The Financial Conduct Authority (FCA) has set out plans to slash “red tape” around the corporate bond market today in a bid to open up the asset class to retail investors and wealth managers.
In consultation plans shared with City AM, the watchdog said it would look to coax more listed companies into issuing debt in smaller chunks and encourage new investors into a market that has traditionally been the preserve of professional City firms.
Under the plans, a single standard for corporate bond prospectuses will be introduced that covers both large bond sizes and those under £100,000, in order to “reduce costs and barriers for companies raising capital”.
“We’re opening the door for corporates to issue bonds in small sizes so that a wider range of investors can invest in them,” said Simon Walls, interim executive director of markets at the FCA.
“That’s more funding for companies, more easily, and more choice for investors too.”
The move comes amid mounting pressure from City firms to enhance retail access to both the equity and bond markets, where the UK has trailed well behind the US and some European nations.
Under rules set out after the financial crisis, bonds issued under £100,000 are classed as retail products and subject to closer scrutiny and paperwork for companies. The changes have inadvertently dissuaded firms from issuing smaller denominations and shut out individual investors from the market.
In a report last week, Barclays found that US retail investors held some $6.2 trillion in debt securities at the end of the third quarter of 2024, while just 36 corporate bonds from 21 firms were listed in the UK’s orderbook for retail bonds.
The bank proposed setting out a new definition for so-called vanilla bonds that will exempt them from the normal paperwork required to issue investment products to DIY investors.
While it said the FCA’s plans were well-intentioned, Barclays has warned there will be little movement without “nudges” to bond issuers that encourage them to include retail investors.
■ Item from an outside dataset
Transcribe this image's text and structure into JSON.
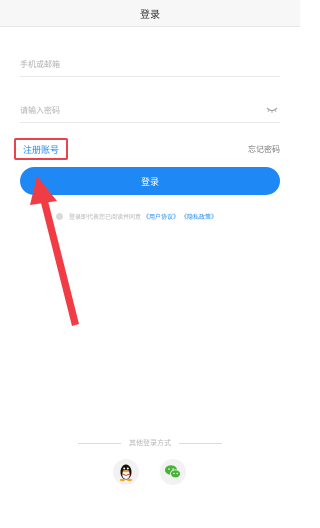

A group of City figures have also been lobbying the watchdog to change its rules for nearly three years. The Investor Access to Regulated Bonds group, headed by Primary Bid’s fixed income chief Stacey Parsons, has been lobbying the watchdog to cut the value of single bond.
“It should be that investors have access to all product areas,” Parsons told City AM. “People are much more self invested these days than they were 30 to 40 years ago, and much more considered about their own investment portfolio.”
The changes to the bond market come amid a wider push from government and the regulator to reinvigorate UK capital markets amid a drop off in listings and dearth of cash flowing into the market.
Julia Hoggett, the boss of the London Stock Exchange, welcomed the move today and said it was “vital that we make the UK’s regulated capital markets accessible to the broadest set of investors”.
“A regulatory framework and ecosystem that provides people with access to the right investment opportunities across equities and bonds means London’s markets become even more effective in providing the appropriate products to investors, whilst also serving their critical purpose of connecting companies with capital,” she added.